More on Al-Qaeda's Christian targets
http://www.jihadwatch.org/archives/000239.php
Posted by Robert at November 25, 2003 10:15 PM
Jihad Watch: Paul Marshall offers a useful summation of the evidence that Al-Qaeda targeted Christians, not Muslims, in Riyadh — and of the dangers of glossing over that evidence.
"The media," says Marshall, "seem to equate Arab with Muslim and, along with some in the administration, think that al Qaeda's war is against Americans and Westerners per se, rather than against all 'infidels,' a group al Qaeda defines idiosyncratically and expansively as anyone who is not a strictly observant Muslim. Both mistakes are compounded by reliance on the Saudis' distorted account of the attack.
"The November 8 bombing took place in a Lebanese Christian neighborhood of Riyadh, and of the seven publicly identified Lebanese victims, six were Christian. Lebanon's newspapers are replete with photographs of Maronite Catholic and Greek Orthodox victims. Daleel al Mojahid, an al Qaeda-linked webpage, praised the killing of 'non-Muslims.' The Middle East Media Research Institute quotes Abu Salma al Hijazi, reputed to be an al Qaeda commander, as saying that Saudi characterizations of the victims as Muslims were 'merely media deceit.'"
After all, the Prophet Muhammad says, "War is deceit" (Sahih Bukhari, vol. 4, book 52, nos. 267-9).
"If so, the media fell for it. Reuters described the bombing as against 'fellow Muslims,' the Los Angeles Times as 'against Muslims,' the Washington Times called the victims 'innocent Muslims,' the San Francisco Chronicle 'Muslim civilians who happened to be in the wrong place,' and the New York Times 'expatriates from other Muslim countries.'" . . .
"The effect of this mischaracterization is to link Arab to Muslim, ignoring the large numbers of Christian Arabs from Egypt, Lebanon, and elsewhere who work in Saudi Arabia (and Israel) and have long been targeted by Islamic extremists, including by the Saudi government.

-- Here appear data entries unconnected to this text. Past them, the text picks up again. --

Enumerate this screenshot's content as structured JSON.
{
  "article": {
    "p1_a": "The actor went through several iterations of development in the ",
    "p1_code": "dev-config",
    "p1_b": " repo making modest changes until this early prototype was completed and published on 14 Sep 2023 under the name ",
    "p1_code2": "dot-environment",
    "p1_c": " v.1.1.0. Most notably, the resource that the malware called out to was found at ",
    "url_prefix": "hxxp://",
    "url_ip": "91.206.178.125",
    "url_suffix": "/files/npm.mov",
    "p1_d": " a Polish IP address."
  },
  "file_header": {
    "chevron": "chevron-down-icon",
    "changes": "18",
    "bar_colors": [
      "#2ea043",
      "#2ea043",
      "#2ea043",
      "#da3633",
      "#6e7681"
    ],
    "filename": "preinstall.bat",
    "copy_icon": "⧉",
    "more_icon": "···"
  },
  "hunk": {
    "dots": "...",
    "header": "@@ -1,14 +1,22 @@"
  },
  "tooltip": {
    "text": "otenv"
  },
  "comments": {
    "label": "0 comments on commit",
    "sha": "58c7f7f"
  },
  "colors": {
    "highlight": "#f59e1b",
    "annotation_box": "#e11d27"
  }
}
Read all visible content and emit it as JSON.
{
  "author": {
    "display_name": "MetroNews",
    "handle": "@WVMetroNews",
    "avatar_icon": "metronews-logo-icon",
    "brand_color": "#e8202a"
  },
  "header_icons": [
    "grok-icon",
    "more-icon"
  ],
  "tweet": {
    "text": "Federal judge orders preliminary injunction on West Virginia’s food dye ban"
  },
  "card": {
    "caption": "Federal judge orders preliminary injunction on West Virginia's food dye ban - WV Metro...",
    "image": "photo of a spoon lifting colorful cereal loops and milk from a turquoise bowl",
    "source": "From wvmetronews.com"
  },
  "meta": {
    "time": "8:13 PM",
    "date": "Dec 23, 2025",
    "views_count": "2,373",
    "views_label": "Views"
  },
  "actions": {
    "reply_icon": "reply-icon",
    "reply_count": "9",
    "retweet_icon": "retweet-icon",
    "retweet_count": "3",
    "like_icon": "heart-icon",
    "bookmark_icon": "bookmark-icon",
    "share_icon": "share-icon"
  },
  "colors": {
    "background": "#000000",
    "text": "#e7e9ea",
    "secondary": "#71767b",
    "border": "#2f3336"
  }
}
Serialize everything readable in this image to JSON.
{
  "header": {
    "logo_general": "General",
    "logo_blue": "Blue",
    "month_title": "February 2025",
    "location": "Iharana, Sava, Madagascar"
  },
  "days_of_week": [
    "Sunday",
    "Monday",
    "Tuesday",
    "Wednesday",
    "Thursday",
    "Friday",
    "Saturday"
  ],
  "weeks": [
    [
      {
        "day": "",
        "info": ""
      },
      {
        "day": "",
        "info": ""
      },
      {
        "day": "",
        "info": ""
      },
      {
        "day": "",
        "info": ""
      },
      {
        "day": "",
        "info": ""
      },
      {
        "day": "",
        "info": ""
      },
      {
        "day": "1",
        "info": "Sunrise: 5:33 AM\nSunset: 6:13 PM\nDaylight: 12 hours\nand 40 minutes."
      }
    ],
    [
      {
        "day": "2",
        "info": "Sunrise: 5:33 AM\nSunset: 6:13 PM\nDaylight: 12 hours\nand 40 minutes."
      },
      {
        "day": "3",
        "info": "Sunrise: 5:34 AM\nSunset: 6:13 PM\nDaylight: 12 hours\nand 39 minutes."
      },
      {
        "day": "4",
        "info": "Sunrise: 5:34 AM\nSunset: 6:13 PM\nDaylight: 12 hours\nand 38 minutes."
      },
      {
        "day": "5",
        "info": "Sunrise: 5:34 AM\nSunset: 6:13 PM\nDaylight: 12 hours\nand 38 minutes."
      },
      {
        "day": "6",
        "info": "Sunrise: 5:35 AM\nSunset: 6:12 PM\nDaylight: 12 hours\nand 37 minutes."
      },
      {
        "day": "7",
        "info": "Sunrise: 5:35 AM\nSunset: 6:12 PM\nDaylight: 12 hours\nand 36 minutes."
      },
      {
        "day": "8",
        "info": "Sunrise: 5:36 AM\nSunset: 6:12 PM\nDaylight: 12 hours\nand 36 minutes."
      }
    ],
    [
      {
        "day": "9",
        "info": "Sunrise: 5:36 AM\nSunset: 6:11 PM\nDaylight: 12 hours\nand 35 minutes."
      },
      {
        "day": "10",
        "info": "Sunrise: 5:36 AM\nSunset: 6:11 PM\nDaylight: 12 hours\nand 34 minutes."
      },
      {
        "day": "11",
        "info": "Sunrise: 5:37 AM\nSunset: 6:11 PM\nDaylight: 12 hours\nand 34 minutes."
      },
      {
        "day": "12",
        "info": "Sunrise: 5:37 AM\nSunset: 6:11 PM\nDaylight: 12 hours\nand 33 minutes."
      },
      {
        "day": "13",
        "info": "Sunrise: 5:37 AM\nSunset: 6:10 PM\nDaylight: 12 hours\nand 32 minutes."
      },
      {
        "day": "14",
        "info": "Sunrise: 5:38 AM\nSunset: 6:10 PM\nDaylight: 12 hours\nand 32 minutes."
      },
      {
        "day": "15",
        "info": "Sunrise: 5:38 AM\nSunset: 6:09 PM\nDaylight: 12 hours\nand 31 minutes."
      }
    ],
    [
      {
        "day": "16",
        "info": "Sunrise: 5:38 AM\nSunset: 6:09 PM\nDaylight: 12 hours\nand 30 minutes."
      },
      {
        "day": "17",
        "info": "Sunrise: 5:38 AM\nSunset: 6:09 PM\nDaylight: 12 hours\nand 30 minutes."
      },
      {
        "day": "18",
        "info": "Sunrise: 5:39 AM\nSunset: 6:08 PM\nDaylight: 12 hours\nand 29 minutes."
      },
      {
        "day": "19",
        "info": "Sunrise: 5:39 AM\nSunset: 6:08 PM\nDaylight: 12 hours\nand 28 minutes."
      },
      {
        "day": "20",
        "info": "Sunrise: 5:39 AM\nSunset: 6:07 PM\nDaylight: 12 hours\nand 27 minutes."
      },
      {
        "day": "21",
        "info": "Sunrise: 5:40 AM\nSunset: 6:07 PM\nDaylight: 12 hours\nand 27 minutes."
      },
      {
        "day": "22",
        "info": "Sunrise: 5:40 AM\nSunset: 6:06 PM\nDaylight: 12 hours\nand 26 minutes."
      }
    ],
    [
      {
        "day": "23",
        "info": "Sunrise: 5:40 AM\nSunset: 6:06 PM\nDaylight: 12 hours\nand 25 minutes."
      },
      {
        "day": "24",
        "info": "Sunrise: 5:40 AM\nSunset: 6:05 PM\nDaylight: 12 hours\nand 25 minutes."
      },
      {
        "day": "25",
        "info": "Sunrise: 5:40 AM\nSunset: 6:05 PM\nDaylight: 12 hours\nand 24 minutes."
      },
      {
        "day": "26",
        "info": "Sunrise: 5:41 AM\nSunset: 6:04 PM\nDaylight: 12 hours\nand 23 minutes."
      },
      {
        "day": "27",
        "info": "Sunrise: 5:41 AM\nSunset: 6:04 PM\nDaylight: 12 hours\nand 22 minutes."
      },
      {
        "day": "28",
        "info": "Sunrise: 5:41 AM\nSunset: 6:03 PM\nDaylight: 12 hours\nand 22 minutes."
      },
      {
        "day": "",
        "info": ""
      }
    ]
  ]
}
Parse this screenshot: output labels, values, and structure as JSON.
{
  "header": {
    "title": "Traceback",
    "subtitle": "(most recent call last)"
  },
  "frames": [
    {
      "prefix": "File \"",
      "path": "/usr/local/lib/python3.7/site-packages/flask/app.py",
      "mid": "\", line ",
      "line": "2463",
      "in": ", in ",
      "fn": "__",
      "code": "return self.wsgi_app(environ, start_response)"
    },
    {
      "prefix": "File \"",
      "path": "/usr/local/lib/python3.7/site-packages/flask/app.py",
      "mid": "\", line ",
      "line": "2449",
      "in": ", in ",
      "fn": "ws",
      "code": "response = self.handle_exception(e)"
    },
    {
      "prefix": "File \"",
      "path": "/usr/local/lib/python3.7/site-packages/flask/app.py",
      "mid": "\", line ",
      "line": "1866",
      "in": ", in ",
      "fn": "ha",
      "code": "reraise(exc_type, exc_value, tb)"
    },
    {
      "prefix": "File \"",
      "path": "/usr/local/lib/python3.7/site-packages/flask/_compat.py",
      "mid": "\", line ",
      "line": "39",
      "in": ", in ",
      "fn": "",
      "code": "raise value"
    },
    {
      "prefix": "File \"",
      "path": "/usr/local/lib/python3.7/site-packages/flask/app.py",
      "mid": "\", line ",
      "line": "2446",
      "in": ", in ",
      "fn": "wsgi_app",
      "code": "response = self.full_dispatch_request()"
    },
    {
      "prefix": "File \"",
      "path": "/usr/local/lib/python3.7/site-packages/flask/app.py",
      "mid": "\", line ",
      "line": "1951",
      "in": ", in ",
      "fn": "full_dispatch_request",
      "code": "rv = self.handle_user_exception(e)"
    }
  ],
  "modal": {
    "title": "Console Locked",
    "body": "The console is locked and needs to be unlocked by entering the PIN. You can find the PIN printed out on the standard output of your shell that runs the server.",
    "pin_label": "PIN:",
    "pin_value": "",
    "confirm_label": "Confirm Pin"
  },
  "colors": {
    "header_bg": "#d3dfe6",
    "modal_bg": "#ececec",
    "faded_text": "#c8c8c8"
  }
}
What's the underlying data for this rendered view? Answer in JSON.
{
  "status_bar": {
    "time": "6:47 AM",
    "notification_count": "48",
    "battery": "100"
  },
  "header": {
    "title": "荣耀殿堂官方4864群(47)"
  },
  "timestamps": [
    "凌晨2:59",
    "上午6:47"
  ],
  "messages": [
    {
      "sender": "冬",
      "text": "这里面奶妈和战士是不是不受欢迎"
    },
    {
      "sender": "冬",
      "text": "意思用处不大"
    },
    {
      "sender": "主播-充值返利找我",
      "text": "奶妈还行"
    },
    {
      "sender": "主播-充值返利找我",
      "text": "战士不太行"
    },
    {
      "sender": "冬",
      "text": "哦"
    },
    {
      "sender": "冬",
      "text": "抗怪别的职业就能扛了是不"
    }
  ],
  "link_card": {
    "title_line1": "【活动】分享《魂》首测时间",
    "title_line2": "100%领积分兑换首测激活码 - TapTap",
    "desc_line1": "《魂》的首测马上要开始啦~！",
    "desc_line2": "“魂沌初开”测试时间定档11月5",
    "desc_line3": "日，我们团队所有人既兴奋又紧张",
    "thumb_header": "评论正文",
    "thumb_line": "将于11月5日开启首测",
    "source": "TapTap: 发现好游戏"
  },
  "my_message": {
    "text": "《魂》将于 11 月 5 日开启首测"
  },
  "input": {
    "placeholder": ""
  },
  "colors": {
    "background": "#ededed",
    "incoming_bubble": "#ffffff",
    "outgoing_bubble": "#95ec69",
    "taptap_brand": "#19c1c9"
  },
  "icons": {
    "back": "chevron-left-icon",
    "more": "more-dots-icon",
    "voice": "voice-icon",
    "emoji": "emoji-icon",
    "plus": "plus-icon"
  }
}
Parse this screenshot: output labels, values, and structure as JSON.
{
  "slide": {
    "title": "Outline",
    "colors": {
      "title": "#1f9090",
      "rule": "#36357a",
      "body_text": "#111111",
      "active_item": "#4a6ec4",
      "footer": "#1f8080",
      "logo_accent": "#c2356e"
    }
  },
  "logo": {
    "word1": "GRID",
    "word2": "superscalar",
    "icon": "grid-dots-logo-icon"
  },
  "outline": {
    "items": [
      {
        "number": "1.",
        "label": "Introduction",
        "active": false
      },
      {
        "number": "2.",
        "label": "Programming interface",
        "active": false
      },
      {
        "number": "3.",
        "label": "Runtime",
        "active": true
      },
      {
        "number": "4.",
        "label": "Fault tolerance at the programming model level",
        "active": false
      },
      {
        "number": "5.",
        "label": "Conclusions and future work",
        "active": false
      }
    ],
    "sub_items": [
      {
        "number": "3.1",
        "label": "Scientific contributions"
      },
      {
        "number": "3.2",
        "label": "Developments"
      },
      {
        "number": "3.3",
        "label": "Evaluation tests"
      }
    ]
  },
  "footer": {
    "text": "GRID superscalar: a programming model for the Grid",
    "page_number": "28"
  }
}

"(At the time of the bombing, two Egyptian Christians, Sabry Gayed and Guirguis Eskander, were in a Riyadh prison for holding a worship service, even though Prince Sultan had ordered them released.)"
Nor is this the first time this has happened. "Similarly, media coverage of the October 4 suicide attack on Maxim, a restaurant in Haifa, noted that one co-owner was Jewish, but described the other simply as 'Arab.' Commentators wondered why Palestinian terrorists were killing 'Arabs.' But the second co-owner was actually a Lebanese Catholic, as were many of those killed. The term 'Arab,' while playing into America's obsession with ethnicity, hides the religious dimension that is central to the worldview of al Qaeda, Hamas, and Islamic Jihad."
Precisely.
"However, every day in every way, al Qaeda reiterates that its target is 'infidels,' wherever they live, including Jews, Christians, Buddhists, Hindus, and the vast majority of the world's Muslims, who reject the extremists' vision of a restored caliphate under a reactionary version of Islamic law." . . .
"The fact that the Saudi authorities did not reveal that this was largely a Lebanese Christian area, that they rapidly demolished the remains and stayed silent while the media misreported the identity of the victims, suggests a deliberate attempt to mask what is going on in the kingdom. (Meanwhile, a debate is taking place in the Saudi press over whether a woman named Saban Abu Lisam, who was herself injured in the blast but nevertheless drove seven other injured victims to the hospital, should be praised for her courage or punished for violating the ban on women driving.)
"In the Riyadh bombing, al Qaeda did what it has always done, and, as usual, it explained why its targets were chosen. Nevertheless, much of the U.S. administration seems to share the media's bafflement. U.S. deputy secretary of state Richard Armitage, in Saudi Arabia at the time of the blast, opined that the bombers had attacked 'the government and people of Saudi Arabia.' The Los Angeles Times describes 'senior administration officials,' puzzled at this latest choice of targets, as 'grasping, saying this doesn't fit the box we expected.'
"If this is true, the administration, like the media, needs a new box. It would be a good place to dump Saudi prevarications, and also to store the al Qaeda videos, tapes, books, and fatwas that for the last ten years have been laying out the organization's goals in explicit detail. To repeat: Al Qaeda and its allies aim to kill or subdue all 'infidels,' Muslim or non-Muslim, who stand in the way of their goal of restoring a worldwide caliphate governed, Taliban-style, by the strictest, narrowest interpretation of Islamic law.
"Until this fact is finally assimilated, we will continue to have a military that fights superbly against an enemy whose strategic aims we refuse to understand." (Thanks to Habib Malik.)